I do not think this is part of any standard at the moment, so this might be about creating somethign new…
would it be possible / sensible at the Network server to be able to send OUI restriction lists to all the gateways, so they could filter which OUI’s are accepted/rejected. Sort of like a routing protocol of sorts…
This could be further extended for a network server to ‘advertise’ OUI’s, to other NS’s… You could in effect ‘peer’ between Network Servers…
It’s a possible approach, sure. There is at least one unnamed proprietary LoRa implementation that does this by running a network server on each gateway. Personally, I care a lot less about using extra bandwidth to send unnecessary payloads than I do about the maintenance burden of filtering at the gateway level.

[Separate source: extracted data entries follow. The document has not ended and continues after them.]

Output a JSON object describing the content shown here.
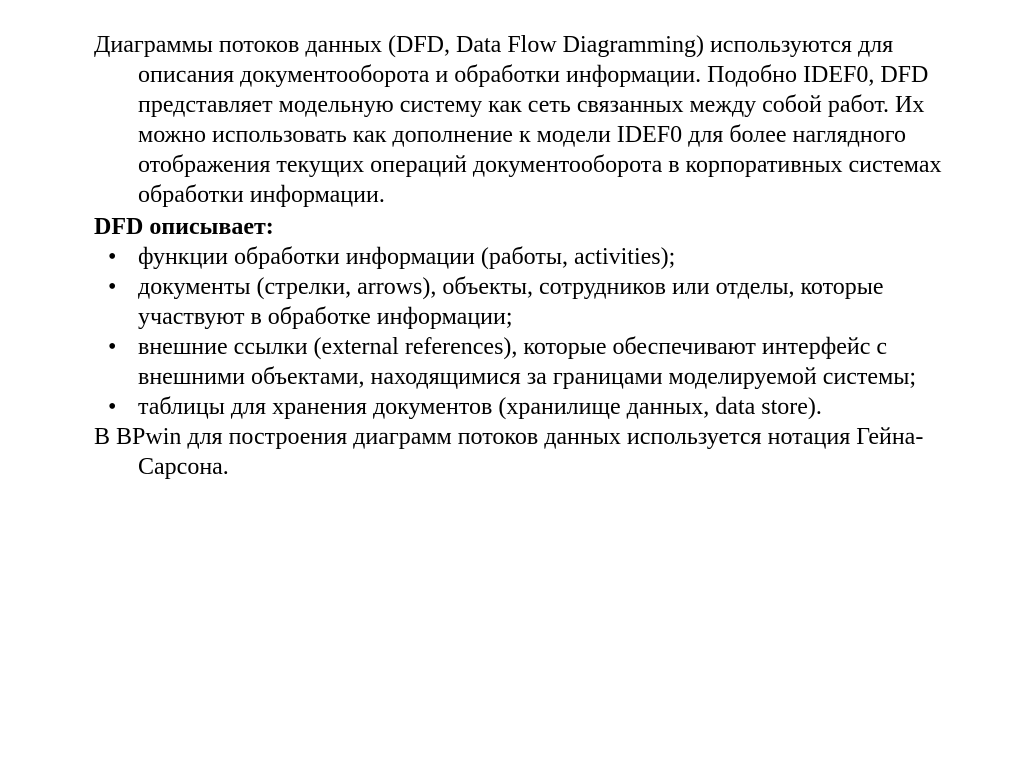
{
  "intro": "Диаграммы потоков данных (DFD, Data Flow Diagramming) используются для описания документооборота и обработки информации. Подобно IDEF0, DFD представляет модельную систему как сеть связанных между собой работ. Их можно использовать как дополнение к модели IDEF0 для более наглядного отображения текущих операций документооборота в корпоративных системах обработки информации.",
  "heading": "DFD описывает:",
  "bullets": [
    "функции обработки информации (работы, activities);",
    "документы (стрелки, arrows), объекты, сотрудников или отделы, которые участвуют в обработке информации;",
    "внешние ссылки (external references), которые обеспечивают интерфейс с внешними объектами, находящимися за границами моделируемой системы;",
    "таблицы для хранения документов (хранилище данных, data store)."
  ],
  "closing": "В BPwin для построения диаграмм потоков данных используется нотация Гейна-Сарсона."
}
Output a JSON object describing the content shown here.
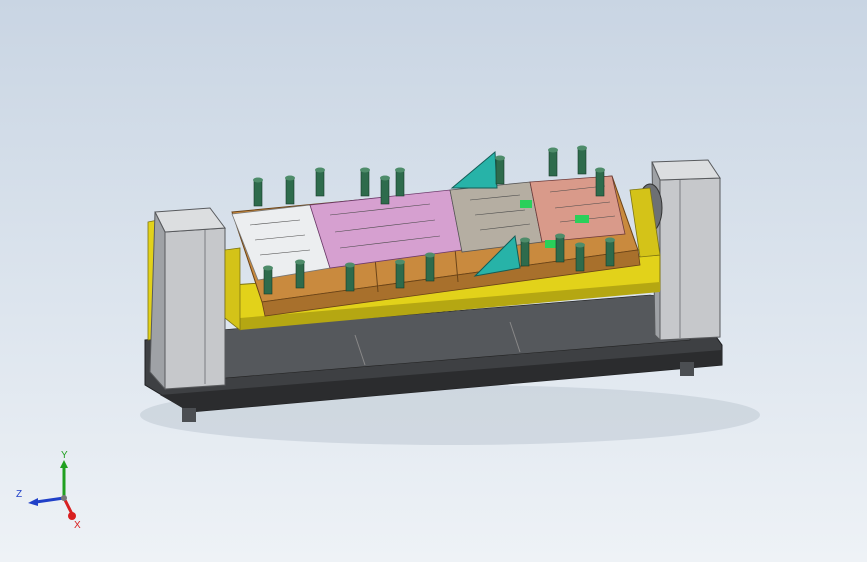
{
  "viewport": {
    "background_top": "#c9d5e3",
    "background_bottom": "#eef2f6"
  },
  "model": {
    "colors": {
      "yellow": "#e2d21a",
      "grey_column": "#b9bbbe",
      "dark_base": "#3e4043",
      "die_plate": "#c98a3e",
      "pink_strip": "#d6a0d0",
      "teal": "#27b3a8",
      "green_post": "#2e6b4c"
    }
  },
  "triad": {
    "x_label": "X",
    "y_label": "Y",
    "z_label": "Z",
    "x_color": "#d82020",
    "y_color": "#20a020",
    "z_color": "#2040c8"
  }
}
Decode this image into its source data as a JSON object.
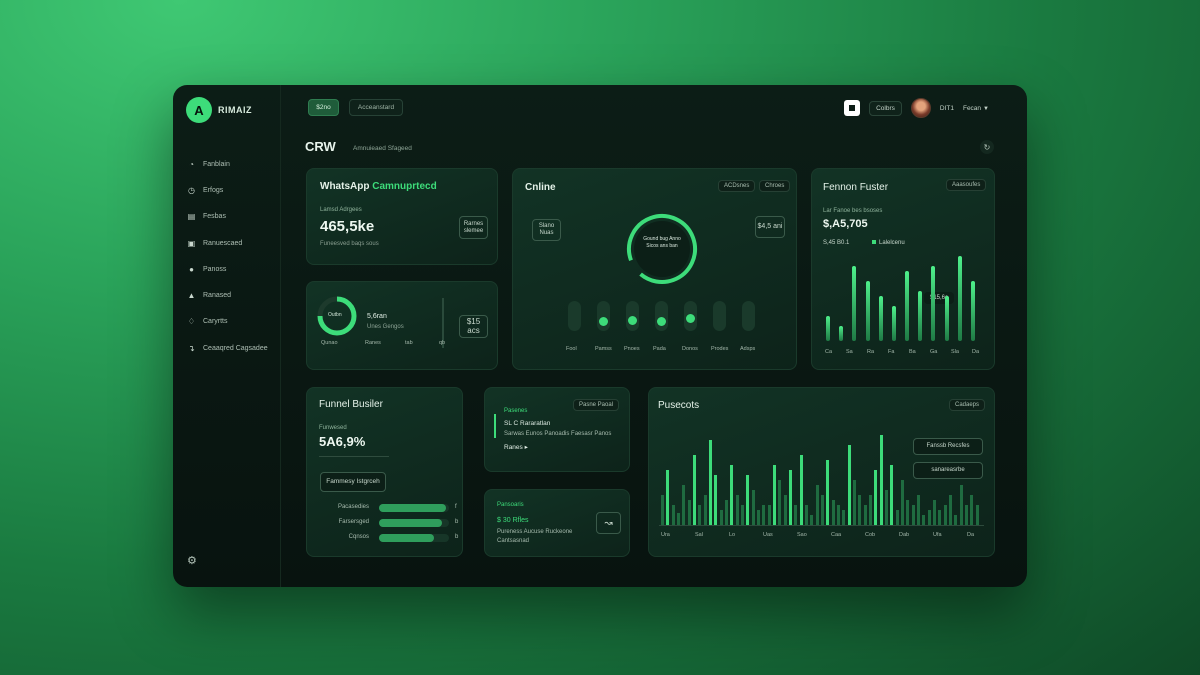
{
  "brand": {
    "logo": "A",
    "name": "RIMAIZ"
  },
  "topbar": {
    "chip1": "$2no",
    "chip2": "Acceanstard",
    "icon_chip": "Colbrs",
    "user_label": "DIT1",
    "user_menu": "Fecan"
  },
  "sidebar": {
    "items": [
      {
        "icon": "gauge-icon",
        "label": "Fanblain"
      },
      {
        "icon": "clock-icon",
        "label": "Erfogs"
      },
      {
        "icon": "document-icon",
        "label": "Fesbas"
      },
      {
        "icon": "chat-icon",
        "label": "Ranuescaed"
      },
      {
        "icon": "circle-icon",
        "label": "Panoss"
      },
      {
        "icon": "trend-icon",
        "label": "Ranased"
      },
      {
        "icon": "shield-icon",
        "label": "Caryrtts"
      },
      {
        "icon": "export-icon",
        "label": "Ceaaqred Cagsadee"
      }
    ],
    "bottom_icon": "settings-icon"
  },
  "page": {
    "title": "CRW",
    "subtitle": "Amnuieaed Sfageed"
  },
  "whatsapp": {
    "title_a": "WhatsApp",
    "title_b": "Camnuprtecd",
    "sublabel": "Lamsd Adrgees",
    "value": "465,5ke",
    "caption": "Funeesved baqs sous",
    "button": "Rarnes slemee"
  },
  "ring_card": {
    "ring_text": "Outbn",
    "value": "5,6ran",
    "caption": "Unes Gengos",
    "button": "$15 acs",
    "labels": [
      "Qunao",
      "Ranes",
      "tab",
      "qb"
    ]
  },
  "online": {
    "title": "Cnline",
    "pill1": "ACDsnes",
    "pill2": "Chroes",
    "left_box": "Slano Nuas",
    "right_box": "$4,5 ani",
    "ring_text": "Gound bug Anno Sicos ans ban",
    "axis": [
      "Fool",
      "Pamss",
      "Pnoes",
      "Pada",
      "Donos",
      "Prodes",
      "Adsps"
    ],
    "slider_levels": [
      0,
      0.3,
      0.4,
      0.3,
      0.6,
      0,
      0
    ]
  },
  "fennon": {
    "title": "Fennon Fuster",
    "pill": "Aaasoufes",
    "sublabel": "Lar Fanoe bes bsoses",
    "value": "$,A5,705",
    "legend1": "S,45 B0.1",
    "legend2": "Lalelcenu",
    "tooltip": "$15,6c",
    "axis": [
      "Ca",
      "Sa",
      "Ra",
      "Fa",
      "Ba",
      "Ga",
      "Sla",
      "Da"
    ],
    "bars": [
      0.25,
      0.15,
      0.75,
      0.6,
      0.45,
      0.35,
      0.7,
      0.5,
      0.75,
      0.45,
      0.85,
      0.6
    ]
  },
  "funnel": {
    "title": "Funnel Busiler",
    "sublabel": "Funwesed",
    "value": "5A6,9%",
    "button": "Fammesy Istgrceh",
    "rows": [
      {
        "label": "Pacasedies",
        "fill": 0.95,
        "end": "f"
      },
      {
        "label": "Farsersged",
        "fill": 0.9,
        "end": "b"
      },
      {
        "label": "Cqnsos",
        "fill": 0.78,
        "end": "b"
      }
    ]
  },
  "mini_top": {
    "title": "Pasenes",
    "pill": "Pasne Paoal",
    "line1": "SL C Rararatlan",
    "line2": "Sarwas Eunos Panoadis Faesasr Panos",
    "link": "Ranes"
  },
  "mini_bottom": {
    "title": "Pansoaris",
    "value": "$ 30 Rfles",
    "line1": "Pureness Aucuse Ruckeone",
    "line2": "Cantsasnad"
  },
  "pusecots": {
    "title": "Pusecots",
    "pill": "Cadaeps",
    "btn1": "Fanssb Recsfes",
    "btn2": "sanareasrbe",
    "axis": [
      "Ura",
      "Sal",
      "Lo",
      "Uas",
      "Sao",
      "Caa",
      "Cob",
      "Dab",
      "Ufa",
      "Da"
    ],
    "bars": [
      0.3,
      0.55,
      0.2,
      0.12,
      0.4,
      0.25,
      0.7,
      0.2,
      0.3,
      0.85,
      0.5,
      0.15,
      0.25,
      0.6,
      0.3,
      0.2,
      0.5,
      0.35,
      0.15,
      0.2,
      0.2,
      0.6,
      0.45,
      0.3,
      0.55,
      0.2,
      0.7,
      0.2,
      0.1,
      0.4,
      0.3,
      0.65,
      0.25,
      0.2,
      0.15,
      0.8,
      0.45,
      0.3,
      0.2,
      0.3,
      0.55,
      0.9,
      0.35,
      0.6,
      0.15,
      0.45,
      0.25,
      0.2,
      0.3,
      0.1,
      0.15,
      0.25,
      0.15,
      0.2,
      0.3,
      0.1,
      0.4,
      0.2,
      0.3,
      0.2
    ]
  },
  "colors": {
    "accent": "#3ddc7a",
    "panel": "#0c1d16",
    "card": "#123325"
  }
}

This is probably what the Basic Station is doing by filtering on NetID and JoinEUIs V3 (a test version has been released) of the LoRa Gateway Bride does support sending this information to the Basic Station when the gateway connects, see the config example below:
# NetIDs to filter on when receiving uplinks.

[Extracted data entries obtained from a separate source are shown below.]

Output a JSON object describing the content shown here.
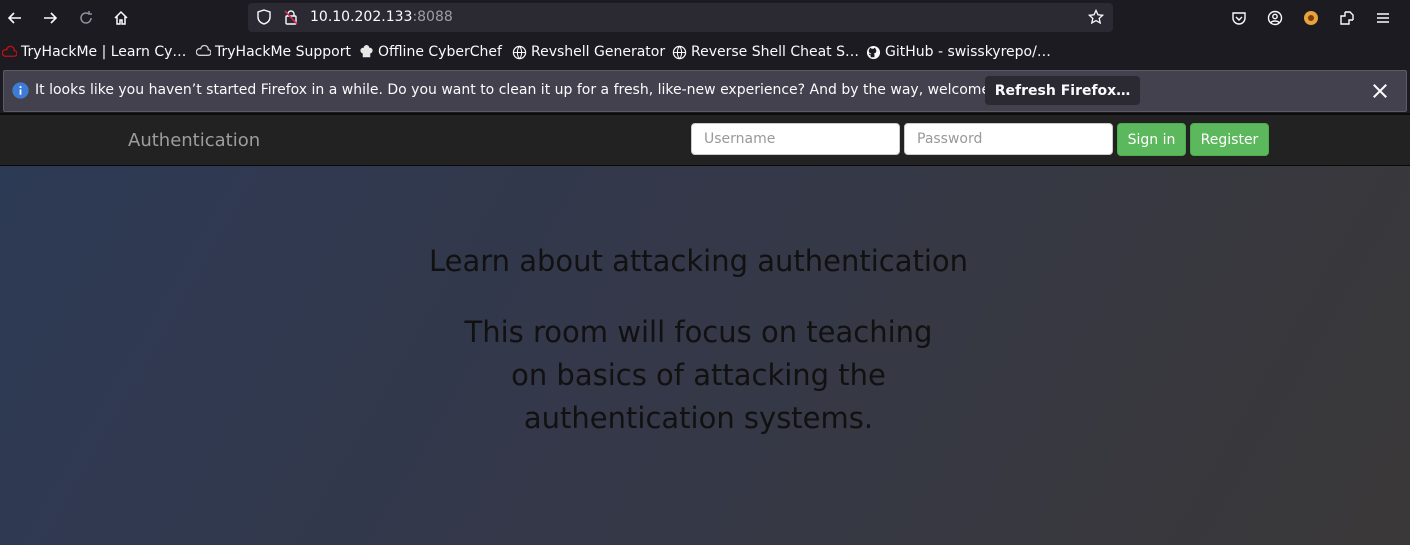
{
  "browser": {
    "url_host": "10.10.202.133",
    "url_port": ":8088",
    "icons": [
      "back-icon",
      "forward-icon",
      "reload-icon",
      "home-icon",
      "shield-icon",
      "lock-icon",
      "star-icon",
      "pocket-icon",
      "account-icon",
      "extension-icon",
      "share-icon",
      "menu-icon"
    ]
  },
  "bookmarks": [
    {
      "label": "TryHackMe | Learn Cy…",
      "icon": "tryhackme-icon"
    },
    {
      "label": "TryHackMe Support",
      "icon": "cloud-icon"
    },
    {
      "label": "Offline CyberChef",
      "icon": "chef-icon"
    },
    {
      "label": "Revshell Generator",
      "icon": "globe-icon"
    },
    {
      "label": "Reverse Shell Cheat S…",
      "icon": "globe-icon"
    },
    {
      "label": "GitHub - swisskyrepo/…",
      "icon": "github-icon"
    }
  ],
  "notification": {
    "text": "It looks like you haven’t started Firefox in a while. Do you want to clean it up for a fresh, like-new experience? And by the way, welcome back!",
    "button": "Refresh Firefox…"
  },
  "site": {
    "brand": "Authentication",
    "username_placeholder": "Username",
    "password_placeholder": "Password",
    "signin_label": "Sign in",
    "register_label": "Register",
    "hero_title": "Learn about attacking authentication",
    "hero_subtitle": "This room will focus on teaching on basics of attacking the authentication systems."
  },
  "colors": {
    "navbar": "#222222",
    "button_green": "#5cb85c",
    "firefox_dark": "#1c1b22"
  }
}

# JoinEUIs to filter on when receiving join-requests.
I didn’t have a specific reason. The way I read this was that the ‘restriction’ for Net Id’s / Join Id’s was being done on a LoRa Gateway Bridge. However I didn’t think this quite through and had assumed it was a ‘centralized’ bridge where UDP packet forwarders were pointed to. I can see that this could be implemented on the gateway device as well. Thanks for the explanation. ( and this just needed some more time to think it through )…
Which component of the architecture would send the list of Net_ids / join_euis to the gateway bridge?
I had a play with the example code and have a much better understand of how it works now. Is there any point in trying to integrate this with the NS? The NS, needs to know about its NetID; you doint’ really want to have to configure the same information twice?
Not sure to be honest. In some cases this might make sense, but ideally the LoRa Gateway Bridge should be able to work without a NS to provide an API to the gateway. Maybe for now it makes sense to keep this information in the lora-gateway-bridge.toml file.
Potentially CUPS, or other tools allowing you to do remote gateway management could help you to keep the gateway configuration in sync.